I worry about our need for these "real" heroes. It seems to me that things were better in the old days with Hercules and the twelve labors. That way, everyone knew that the story was fake, and could be inspired by it without worrying that the hero’s real life might not stand up to scrutiny.

These days, we get Jessica Lynch. It might seem harmless that this young woman’s mostly faked heroism was used to inspire us; after all, the inspiration was real, even if the stories were not truthful. But I do not think this sort of thing is harmless. I think it injures us psychically, by taking something we need, heroism, and guaranteeing its universal devaluation. If our real heroes are never really real, after all, what's the point in seeking to be inspired? You'll just be disappointed.

And we wonder why we're all so cynical these days.

In the wars of the past few years, I've been especially moved by the stories of two very different examples of these "real" heroes. There was Pat Tillman, who turned down one grueling job that paid him millions of dollars in favor of another equally grueling job that paid a lot less but that, in his eyes, was of infinitely greater value. And then, in recent days, there has been Marla Ruzicka, who quite simply gave away her life so that innocent victims of war would be remembered as more than mere collateral damage.

But my enthusiasm for both these stories has been continually checked by reality. People won't stop poking holes in my heroes. Tillman's death was incredibly senseless; he died in a friendly fire incident that's apparently messy enough for the Army to cover up. Marla Ruzicka was a grandstander who admired Castro. It seems like, when it comes to real heroes, we take a Rene Belloq attitude: there is no hero we can possess that cannot be taken away.

I don't necessarily think we should stop admiring living people.

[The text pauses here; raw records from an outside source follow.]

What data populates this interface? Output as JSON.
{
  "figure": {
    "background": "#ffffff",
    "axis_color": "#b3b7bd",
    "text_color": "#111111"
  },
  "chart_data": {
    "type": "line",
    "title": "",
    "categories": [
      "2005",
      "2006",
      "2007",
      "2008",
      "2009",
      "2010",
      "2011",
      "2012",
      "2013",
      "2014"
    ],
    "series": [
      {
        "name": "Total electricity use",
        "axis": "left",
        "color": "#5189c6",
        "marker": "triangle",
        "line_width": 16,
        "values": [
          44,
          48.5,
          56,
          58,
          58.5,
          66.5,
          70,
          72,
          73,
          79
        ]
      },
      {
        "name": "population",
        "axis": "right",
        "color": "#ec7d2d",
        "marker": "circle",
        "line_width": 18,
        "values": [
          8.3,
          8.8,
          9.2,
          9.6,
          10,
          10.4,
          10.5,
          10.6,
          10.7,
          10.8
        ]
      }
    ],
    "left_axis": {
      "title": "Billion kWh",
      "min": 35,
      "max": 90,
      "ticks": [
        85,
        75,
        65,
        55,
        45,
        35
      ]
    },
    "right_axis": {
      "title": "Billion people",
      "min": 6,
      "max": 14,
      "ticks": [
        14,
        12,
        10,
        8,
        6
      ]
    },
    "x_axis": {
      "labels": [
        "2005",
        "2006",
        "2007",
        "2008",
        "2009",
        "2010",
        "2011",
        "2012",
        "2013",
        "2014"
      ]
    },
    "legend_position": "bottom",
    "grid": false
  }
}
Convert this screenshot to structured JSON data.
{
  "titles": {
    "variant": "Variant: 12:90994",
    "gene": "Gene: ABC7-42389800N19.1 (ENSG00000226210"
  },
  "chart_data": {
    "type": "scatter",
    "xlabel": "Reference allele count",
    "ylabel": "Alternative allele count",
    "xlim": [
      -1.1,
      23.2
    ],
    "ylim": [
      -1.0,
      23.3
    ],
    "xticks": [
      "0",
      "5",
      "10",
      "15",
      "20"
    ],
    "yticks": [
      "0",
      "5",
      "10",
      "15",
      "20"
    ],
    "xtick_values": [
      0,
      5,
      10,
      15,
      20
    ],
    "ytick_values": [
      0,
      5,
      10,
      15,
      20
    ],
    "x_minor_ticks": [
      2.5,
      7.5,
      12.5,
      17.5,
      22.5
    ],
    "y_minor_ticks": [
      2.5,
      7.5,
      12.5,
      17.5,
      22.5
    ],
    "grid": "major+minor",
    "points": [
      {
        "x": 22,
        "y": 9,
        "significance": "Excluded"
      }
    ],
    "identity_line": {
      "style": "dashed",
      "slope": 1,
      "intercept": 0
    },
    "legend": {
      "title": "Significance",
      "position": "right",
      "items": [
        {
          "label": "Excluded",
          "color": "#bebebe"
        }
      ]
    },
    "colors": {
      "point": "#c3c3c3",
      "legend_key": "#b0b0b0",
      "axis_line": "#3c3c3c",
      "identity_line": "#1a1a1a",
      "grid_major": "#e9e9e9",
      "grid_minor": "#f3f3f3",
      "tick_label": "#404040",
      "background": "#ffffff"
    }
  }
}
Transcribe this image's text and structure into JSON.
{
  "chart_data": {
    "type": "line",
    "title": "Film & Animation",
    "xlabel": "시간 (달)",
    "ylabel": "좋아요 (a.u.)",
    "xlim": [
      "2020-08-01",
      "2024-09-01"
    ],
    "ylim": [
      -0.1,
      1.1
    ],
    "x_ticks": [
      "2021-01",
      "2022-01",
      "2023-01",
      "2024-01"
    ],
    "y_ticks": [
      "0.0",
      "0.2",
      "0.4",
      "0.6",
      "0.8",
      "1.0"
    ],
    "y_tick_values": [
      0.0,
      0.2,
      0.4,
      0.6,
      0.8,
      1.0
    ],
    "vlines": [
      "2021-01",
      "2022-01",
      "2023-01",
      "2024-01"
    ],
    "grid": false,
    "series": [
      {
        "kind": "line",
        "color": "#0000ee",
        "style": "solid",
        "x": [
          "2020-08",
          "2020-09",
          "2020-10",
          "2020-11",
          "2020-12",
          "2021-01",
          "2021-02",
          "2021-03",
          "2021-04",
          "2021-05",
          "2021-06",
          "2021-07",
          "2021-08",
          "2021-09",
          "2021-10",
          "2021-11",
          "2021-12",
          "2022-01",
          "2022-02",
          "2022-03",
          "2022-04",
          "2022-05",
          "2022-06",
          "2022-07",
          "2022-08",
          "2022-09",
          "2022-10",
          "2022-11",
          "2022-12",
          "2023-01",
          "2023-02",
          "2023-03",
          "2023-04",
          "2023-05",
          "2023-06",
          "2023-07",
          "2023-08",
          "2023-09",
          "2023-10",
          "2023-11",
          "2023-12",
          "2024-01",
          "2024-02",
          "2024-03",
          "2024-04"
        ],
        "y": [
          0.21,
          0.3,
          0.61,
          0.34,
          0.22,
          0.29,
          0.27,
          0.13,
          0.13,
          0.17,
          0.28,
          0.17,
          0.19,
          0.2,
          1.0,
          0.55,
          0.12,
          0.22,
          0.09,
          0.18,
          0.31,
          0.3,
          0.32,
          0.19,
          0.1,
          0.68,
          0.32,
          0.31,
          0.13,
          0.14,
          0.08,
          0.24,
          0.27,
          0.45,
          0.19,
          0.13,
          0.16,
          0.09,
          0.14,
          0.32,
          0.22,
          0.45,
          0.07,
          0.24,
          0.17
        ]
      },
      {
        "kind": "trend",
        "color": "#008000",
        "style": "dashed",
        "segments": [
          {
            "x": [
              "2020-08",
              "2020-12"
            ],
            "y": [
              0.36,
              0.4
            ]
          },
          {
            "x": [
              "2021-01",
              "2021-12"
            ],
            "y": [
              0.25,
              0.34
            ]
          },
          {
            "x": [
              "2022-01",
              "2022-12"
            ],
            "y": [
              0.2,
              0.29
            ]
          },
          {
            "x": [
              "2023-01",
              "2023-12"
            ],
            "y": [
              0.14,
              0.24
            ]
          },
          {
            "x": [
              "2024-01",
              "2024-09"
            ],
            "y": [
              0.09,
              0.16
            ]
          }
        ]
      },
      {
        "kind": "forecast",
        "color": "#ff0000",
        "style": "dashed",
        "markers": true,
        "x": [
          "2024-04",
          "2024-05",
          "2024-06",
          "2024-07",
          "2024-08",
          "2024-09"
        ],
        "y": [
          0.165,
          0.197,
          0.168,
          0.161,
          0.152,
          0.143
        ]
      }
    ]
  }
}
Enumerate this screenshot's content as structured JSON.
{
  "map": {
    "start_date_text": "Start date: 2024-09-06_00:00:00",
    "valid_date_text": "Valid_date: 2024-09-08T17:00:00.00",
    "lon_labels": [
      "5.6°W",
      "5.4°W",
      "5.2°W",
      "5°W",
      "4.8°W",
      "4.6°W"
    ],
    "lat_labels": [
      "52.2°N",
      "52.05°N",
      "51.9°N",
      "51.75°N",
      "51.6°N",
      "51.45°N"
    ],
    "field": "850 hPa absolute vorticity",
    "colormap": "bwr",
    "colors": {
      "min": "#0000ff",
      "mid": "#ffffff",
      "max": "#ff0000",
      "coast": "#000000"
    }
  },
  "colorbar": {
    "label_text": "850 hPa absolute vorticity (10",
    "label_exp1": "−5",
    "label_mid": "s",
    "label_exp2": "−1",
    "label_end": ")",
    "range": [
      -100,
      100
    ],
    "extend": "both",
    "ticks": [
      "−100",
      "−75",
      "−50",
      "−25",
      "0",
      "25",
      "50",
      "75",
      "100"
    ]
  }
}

I do think we should stop turning people into marble statues after they die. It would be healthy for us as a culture if we didn't have to make every person who dies into a martyr. In fact, given what martyrdom means in this day and age, maybe we should get rid of the heroically meaningful death altogether, and let our heroes rest easy in their ambiguous graves. Let every death mean only itself. Death being the profound mystery that it is, I think we can still count on the deaths of our real life heroes meaning an awful lot.

UPDATE: I've been reminded that the Wall Street Journal editorial board likes to take pot shots at pacifists and humanitarian workers, and that it is generally a clearing-house for nasty snark. When I linked to it, I didn't mean that Marla Ruzicka actually admired Castro; I only meant to say that people seem to be saying that, and to ask, Why do we always have to do that?

I also neglected to mention, in my comparison of Pat Tillman and Marla Ruzicka, how much better I think she did with her life than he did with his. On an emotional level, I admire both, but helping innocent victims is always better than fighting a war, even if you think the war is just, because the suffering of innocents is infinitely more offensive to the human race than going to war for ideals is beneficial to it. I regret not mentioning this.